American International Group Inc’s biggest asset sale since the insurer’s 2008 government bailout reduces pressure on Chief Executive Officer Robert Benmosche to dismantle more of the company.
AIG agreed to sell AIA Group Ltd, a division with more than 20 million customers from China to Australia, to Prudential Plc for $35.5 billion. The New York-based insurer is also in talks with MetLife Inc to sell another non-US life unit, American Life Insurance Co, for about $15 billion, said people with knowledge of the negotiations.
“This diminishes the wrath directed at AIG from Americans angry at the bailout,” said Clark Troy, a senior analyst based in Chapel Hill, North Carolina, for research firm Aite Group. “Benmosche’s not entirely out of the woods, but they’ll owe less to taxpayers.
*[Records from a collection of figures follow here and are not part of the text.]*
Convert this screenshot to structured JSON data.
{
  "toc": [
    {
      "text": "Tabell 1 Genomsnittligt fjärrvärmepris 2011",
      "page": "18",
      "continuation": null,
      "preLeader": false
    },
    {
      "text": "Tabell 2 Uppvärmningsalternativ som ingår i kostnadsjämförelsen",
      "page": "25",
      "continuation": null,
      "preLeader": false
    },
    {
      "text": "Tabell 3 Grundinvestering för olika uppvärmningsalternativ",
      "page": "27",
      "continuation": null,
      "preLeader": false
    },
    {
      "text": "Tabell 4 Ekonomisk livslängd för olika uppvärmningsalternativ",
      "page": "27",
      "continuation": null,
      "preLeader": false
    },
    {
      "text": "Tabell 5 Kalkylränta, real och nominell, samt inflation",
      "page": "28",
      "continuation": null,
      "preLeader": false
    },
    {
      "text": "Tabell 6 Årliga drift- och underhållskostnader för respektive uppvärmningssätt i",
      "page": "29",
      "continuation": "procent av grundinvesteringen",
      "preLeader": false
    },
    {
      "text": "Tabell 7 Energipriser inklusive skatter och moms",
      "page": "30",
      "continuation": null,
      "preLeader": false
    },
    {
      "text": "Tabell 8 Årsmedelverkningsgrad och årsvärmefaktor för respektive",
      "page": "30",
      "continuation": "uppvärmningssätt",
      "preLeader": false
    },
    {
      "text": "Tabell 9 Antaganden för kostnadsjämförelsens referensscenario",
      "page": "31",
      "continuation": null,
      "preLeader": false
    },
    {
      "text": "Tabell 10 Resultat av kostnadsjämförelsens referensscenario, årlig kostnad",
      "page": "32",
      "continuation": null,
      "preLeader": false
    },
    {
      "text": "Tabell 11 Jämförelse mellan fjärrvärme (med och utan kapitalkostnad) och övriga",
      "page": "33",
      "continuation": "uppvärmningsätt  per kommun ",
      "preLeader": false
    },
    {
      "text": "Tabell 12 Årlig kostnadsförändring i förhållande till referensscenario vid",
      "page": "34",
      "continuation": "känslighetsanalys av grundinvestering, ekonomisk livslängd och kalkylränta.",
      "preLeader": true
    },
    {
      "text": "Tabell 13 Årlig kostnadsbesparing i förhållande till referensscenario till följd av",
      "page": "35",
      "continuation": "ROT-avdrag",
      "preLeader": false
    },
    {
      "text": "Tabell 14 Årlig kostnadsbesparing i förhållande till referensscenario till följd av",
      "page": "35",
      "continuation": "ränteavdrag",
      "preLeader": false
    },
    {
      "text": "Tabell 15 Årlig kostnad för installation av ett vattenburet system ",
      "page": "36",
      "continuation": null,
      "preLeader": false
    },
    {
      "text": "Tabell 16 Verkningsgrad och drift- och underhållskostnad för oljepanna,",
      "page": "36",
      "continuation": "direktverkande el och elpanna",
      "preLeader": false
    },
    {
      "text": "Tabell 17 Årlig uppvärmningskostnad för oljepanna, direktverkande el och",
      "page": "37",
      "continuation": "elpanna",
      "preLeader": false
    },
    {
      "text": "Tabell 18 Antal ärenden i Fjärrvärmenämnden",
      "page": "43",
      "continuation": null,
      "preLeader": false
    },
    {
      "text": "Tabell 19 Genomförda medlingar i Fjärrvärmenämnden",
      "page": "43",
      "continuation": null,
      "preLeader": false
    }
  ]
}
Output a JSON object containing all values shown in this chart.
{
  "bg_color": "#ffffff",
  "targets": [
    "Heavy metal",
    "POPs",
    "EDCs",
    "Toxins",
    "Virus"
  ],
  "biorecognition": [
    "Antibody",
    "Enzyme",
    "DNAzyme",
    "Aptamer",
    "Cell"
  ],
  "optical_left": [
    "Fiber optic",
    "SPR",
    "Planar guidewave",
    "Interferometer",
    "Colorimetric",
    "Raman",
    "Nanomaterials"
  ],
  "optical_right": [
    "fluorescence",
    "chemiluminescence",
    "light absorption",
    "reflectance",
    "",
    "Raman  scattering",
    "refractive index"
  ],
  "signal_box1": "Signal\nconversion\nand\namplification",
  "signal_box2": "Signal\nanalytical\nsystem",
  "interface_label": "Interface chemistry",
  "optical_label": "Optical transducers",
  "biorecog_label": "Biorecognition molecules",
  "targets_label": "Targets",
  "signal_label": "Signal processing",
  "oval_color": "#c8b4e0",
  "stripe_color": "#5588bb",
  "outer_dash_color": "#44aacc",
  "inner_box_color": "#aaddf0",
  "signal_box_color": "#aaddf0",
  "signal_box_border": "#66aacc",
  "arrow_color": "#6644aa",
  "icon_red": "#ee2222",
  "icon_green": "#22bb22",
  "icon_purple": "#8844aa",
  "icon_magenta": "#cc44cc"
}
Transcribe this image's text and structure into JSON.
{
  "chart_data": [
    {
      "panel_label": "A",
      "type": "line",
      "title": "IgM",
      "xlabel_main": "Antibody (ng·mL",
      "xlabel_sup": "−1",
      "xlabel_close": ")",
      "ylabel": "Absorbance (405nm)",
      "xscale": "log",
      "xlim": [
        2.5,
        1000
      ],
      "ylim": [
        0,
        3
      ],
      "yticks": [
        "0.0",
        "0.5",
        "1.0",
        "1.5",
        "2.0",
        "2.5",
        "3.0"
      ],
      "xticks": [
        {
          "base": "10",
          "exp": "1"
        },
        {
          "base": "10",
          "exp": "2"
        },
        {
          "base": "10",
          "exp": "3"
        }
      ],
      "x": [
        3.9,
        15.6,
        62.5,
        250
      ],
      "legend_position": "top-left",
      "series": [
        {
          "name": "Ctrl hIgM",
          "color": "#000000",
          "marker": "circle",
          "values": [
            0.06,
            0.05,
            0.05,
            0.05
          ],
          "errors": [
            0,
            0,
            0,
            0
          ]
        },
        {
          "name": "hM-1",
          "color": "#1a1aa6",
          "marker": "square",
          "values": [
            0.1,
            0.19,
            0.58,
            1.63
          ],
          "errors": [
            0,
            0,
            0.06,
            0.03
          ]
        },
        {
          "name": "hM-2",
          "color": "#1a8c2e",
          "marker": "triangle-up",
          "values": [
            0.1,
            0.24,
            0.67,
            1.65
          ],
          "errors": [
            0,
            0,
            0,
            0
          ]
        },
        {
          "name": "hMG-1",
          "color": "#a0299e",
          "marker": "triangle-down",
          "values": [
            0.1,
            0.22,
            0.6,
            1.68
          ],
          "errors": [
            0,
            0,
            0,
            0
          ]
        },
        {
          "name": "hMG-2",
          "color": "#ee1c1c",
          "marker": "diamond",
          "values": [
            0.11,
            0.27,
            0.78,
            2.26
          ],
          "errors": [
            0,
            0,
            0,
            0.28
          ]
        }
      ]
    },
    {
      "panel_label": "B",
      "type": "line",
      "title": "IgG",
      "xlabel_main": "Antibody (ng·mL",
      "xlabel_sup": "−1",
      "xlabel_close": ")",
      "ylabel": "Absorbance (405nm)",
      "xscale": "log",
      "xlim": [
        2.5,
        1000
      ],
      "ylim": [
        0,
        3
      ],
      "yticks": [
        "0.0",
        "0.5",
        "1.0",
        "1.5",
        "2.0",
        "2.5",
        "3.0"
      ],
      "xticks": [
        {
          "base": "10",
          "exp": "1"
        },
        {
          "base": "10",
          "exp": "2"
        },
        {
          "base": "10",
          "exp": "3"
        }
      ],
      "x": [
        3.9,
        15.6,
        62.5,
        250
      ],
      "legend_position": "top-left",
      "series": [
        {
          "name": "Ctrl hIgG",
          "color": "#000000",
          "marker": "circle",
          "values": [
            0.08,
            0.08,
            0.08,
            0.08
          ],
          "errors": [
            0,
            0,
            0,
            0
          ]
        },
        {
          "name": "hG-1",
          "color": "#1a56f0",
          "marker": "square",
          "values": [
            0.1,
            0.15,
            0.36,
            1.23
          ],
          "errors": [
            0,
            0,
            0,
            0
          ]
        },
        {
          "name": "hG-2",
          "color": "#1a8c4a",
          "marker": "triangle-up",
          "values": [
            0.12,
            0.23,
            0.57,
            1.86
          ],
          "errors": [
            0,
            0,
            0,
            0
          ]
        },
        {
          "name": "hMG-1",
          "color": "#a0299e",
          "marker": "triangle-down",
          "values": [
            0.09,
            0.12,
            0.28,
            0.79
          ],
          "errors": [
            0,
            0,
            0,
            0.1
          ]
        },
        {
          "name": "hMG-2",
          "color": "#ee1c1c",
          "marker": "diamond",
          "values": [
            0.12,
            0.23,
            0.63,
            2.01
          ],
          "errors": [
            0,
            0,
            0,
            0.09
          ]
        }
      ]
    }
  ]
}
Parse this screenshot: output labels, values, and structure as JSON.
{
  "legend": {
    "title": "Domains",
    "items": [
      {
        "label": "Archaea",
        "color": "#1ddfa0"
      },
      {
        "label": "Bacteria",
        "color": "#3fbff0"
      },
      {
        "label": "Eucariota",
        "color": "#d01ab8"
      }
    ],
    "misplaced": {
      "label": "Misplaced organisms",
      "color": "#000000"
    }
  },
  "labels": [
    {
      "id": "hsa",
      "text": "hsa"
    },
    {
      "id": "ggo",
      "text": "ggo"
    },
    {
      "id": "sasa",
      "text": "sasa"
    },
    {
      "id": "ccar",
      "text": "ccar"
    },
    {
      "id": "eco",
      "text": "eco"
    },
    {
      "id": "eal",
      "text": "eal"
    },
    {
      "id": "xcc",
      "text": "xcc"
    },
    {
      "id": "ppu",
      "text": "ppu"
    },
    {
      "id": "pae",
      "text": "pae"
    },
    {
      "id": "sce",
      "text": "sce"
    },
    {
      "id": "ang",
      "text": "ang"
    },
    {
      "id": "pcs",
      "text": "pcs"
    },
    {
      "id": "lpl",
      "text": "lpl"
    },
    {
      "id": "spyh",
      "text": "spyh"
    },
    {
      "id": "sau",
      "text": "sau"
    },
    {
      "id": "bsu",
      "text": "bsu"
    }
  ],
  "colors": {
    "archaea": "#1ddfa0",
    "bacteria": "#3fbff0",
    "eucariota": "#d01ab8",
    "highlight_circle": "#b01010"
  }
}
As the pressure on him backs off, people will say this management team is doing a decent job.”
Benmosche, 65, who took over in August, may be done selling large businesses after AIA and Alico are divested to competitors. The CEO halted auctions of a US investment advisory group, a mortgage guarantor and a pair of Japanese life insurers and told shareholders last week that AIG will remain a global property-casualty insurer. AIG will use $25 billion in cash from the AIA sale to pay down a Federal Reserve credit line that expires in 2013. That sum includes $16 billion that AIG committed to the Fed in December from an eventual AIA sale to lower its borrowing.
AIG is accepting the balance of the sale price, $10.5 billion, in Prudential securities.